Pages

Subscribe:

Sunday, May 22, 2011

Bollinger band indicator uses three lines

The Bollinger Bands
Bollinger band indicator uses three lines: the upper, lower and simple moving average (SMA), which is between these two things. The upper / lower bands are plotted two standard deviations away from the SMA.
Standard deviation is a measure of volatility, therefore, Bollinger bands adjust to market conditions. When the markets become more volatile, the bands expand and they contract during less volatile periods.
The closer the prices move to the upper band, the more overbought the stock is.

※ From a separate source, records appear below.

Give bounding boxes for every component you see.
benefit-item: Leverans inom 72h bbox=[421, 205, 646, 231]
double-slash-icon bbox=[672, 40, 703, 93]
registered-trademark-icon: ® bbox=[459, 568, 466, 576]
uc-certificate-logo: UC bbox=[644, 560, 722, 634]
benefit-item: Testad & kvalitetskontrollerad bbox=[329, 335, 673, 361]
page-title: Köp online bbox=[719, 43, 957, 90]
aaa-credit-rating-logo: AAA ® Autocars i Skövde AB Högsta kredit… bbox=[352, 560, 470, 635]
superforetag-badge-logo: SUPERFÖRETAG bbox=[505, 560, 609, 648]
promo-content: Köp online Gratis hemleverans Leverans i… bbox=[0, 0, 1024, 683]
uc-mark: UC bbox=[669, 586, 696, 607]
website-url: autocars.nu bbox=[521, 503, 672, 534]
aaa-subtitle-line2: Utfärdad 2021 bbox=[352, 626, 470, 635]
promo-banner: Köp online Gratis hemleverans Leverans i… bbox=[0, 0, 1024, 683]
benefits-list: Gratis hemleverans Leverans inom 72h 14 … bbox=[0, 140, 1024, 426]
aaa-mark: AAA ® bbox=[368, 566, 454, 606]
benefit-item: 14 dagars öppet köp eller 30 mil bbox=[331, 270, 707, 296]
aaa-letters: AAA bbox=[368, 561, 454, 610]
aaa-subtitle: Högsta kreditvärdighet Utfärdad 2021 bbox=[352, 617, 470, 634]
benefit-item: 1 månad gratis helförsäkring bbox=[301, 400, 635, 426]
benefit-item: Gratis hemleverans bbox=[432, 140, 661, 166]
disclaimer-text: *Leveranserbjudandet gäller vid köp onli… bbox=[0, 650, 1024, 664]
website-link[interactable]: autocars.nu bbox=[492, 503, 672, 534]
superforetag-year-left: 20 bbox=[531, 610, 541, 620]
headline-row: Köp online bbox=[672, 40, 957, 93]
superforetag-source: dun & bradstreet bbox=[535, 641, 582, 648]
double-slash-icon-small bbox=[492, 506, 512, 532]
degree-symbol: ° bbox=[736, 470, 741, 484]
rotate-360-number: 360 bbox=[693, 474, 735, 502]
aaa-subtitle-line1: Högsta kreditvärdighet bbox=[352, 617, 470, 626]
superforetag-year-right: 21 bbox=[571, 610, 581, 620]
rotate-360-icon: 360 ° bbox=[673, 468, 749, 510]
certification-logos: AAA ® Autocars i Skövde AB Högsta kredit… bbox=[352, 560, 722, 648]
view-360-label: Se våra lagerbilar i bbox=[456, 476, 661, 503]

The closer the prices move in the lower band, the more oversold the stock is. Below is an example using General Electric (GE). Bollinger bands are blue for the lower band, green for average and red for the upper range:
We have circled three key points of this table. The blue circle is where the stock price began to create a "base" of the lower band - it seems that the stock was oversold.
Buying at this point would be a wise choice, as the stock proceeded to jump 20% or more in the next few weeks. The two red circles are areas where the stock price was touching or breaking through the upper red band.
This is usually an indication that the stock is overbought. In both cases, the shares fell significantly in the coming weeks.
Bollinger bands are a good tool to use, but as we have been saying all along, you should never invest based solely on what just one indicator says. Notice that there were instances when the stock touched the upper or lower band and did not react.
Rather than basing their investment decisions on Bollinger bands, many investors use this indicator to confirm a decision they are about to make.